Charlie Jane and Annalee make some really great points about why this view should be taken with a grain of salt, suggesting the “out of control AI that destroys the world” scenario seems about as likely as other science fiction tropes around monsters coming down from the sky to destroy civilization.
The timing of that conversation was somewhat prophetic, I guess, as over the following couple of weeks there was an explosion of public pronouncements by the AI doom and gloom set, and suddenly it became a front page story, just days after we were talking about the same ideas percolating around Silicon Valley on the podcast.
In our discussion, I pointed out that I did think it was worth noting that the AI doom and gloomers are at least a change from the past, where we famously lived in the “move fast and break things” world, where the idea of thinking through the consequences of new technologies was considered quaint at best, and actively harmful at worst.
But, as the podcast guests noted, the whole discussion seems like a distraction.

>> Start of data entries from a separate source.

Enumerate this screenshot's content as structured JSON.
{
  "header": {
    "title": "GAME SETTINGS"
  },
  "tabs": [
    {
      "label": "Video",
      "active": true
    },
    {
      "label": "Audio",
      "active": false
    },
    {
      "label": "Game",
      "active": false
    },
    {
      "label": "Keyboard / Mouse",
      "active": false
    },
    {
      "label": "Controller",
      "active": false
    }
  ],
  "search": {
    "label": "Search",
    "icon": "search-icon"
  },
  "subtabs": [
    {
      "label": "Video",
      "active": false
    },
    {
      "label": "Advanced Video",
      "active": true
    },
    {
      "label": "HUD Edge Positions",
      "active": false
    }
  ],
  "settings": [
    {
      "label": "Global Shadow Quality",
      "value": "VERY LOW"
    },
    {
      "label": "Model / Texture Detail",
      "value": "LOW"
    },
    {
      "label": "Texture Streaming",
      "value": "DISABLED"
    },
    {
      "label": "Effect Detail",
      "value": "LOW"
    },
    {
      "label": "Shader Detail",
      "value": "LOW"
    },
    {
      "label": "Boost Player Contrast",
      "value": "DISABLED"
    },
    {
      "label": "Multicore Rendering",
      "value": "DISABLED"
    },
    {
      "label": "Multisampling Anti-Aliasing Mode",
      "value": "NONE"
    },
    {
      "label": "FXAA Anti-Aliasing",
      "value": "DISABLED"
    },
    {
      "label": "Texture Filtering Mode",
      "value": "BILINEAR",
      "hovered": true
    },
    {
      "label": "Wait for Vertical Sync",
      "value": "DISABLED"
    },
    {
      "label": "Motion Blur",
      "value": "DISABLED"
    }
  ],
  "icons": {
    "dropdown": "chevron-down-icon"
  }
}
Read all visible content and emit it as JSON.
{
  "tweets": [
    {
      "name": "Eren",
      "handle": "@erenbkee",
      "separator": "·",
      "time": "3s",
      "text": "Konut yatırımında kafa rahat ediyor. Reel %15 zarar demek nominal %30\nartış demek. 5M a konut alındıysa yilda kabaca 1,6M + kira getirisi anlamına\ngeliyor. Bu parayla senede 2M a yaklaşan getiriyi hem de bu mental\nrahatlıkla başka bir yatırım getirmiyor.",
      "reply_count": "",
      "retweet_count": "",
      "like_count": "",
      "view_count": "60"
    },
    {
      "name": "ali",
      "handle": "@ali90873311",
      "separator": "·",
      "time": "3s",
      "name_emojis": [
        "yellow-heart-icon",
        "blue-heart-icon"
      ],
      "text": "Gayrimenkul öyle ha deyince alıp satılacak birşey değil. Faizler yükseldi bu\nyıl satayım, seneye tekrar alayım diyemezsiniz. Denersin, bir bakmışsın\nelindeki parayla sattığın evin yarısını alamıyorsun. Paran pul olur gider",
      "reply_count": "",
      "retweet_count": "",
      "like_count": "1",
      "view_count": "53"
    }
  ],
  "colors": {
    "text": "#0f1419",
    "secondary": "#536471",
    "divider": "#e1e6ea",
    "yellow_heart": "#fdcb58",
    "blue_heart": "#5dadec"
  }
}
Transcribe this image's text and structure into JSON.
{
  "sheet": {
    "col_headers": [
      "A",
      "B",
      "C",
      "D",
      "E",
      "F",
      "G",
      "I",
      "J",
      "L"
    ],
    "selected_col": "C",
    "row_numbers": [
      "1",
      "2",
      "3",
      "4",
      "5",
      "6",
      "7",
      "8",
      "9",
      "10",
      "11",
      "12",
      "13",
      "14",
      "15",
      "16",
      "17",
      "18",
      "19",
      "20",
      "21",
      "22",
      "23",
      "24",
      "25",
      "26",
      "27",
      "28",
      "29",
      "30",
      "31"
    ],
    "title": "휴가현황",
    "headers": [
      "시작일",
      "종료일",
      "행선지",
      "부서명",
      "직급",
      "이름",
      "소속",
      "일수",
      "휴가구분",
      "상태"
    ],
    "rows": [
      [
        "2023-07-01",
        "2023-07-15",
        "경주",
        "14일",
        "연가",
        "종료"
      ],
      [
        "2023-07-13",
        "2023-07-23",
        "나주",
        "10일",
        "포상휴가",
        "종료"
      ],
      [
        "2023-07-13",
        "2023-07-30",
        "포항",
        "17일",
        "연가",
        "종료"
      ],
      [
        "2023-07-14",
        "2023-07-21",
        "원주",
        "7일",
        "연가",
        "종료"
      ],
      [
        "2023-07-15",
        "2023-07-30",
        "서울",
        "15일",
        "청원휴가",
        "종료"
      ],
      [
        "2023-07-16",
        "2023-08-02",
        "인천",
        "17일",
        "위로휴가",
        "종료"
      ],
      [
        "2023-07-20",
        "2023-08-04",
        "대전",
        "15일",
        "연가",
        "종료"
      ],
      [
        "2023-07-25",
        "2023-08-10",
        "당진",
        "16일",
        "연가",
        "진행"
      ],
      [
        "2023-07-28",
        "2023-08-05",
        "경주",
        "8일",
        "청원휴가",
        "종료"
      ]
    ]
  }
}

First, there are actual real world problems today with black box algorithms doing things like enhancing criminal sentences based on unknown inputs. Or, determining whether or not you’ve got a good social credit score in some countries.
Like there are tremendous legitimate issues that can be looked at today about blackbox algorithms, but none of the doom and gloomers seem all that interested in solving any of those.
Second, the doom and gloom scenarios all seem… static? I mean, sure, they all say that no one knows exactly how things will go wrong, and that’s part of the reason they’re urging caution. But, they also all seem to go back to the Nick Bostrom’s paperclip thought experiment, as if that story has any relevance at all to the real world.
Third, many people are now noticing and calling out that much of the doom and gloom seems to be the same sort of “be scared… but we’re selling the solution” kind of ghost stories we’ve seen in other industries.
So, it’s also good to see serious pushback on the narrative as well.
A bunch of other AI researchers and ethicists hit back with a response letter, that makes some of the points I made above, though much more concretely:
While there are a number of recommendations in the letter that we agree with (and proposed in our 2021 peer-reviewed paper known informally as “Stochastic Parrots”), such as “provenance and watermarking systems to help distinguish real from synthetic” media, these are overshadowed by fearmongering and AI hype, which steers the discourse to the risks of imagined “powerful digital minds” with “human-competitive intelligence.” Those hypothetical risks are the focus of a dangerous ideology called longtermism that ignores the actual harms resulting from the deployment of AI systems today. The letter addresses none of the ongoing harms from these systems, including 1) worker exploitation and massive data theft to create products that profit a handful of entities, 2) the explosion of synthetic media in the world, which both reproduces systems of oppression and endangers our information ecosystem, and 3) the concentration of power in the hands of a few people which exacerbates social inequities.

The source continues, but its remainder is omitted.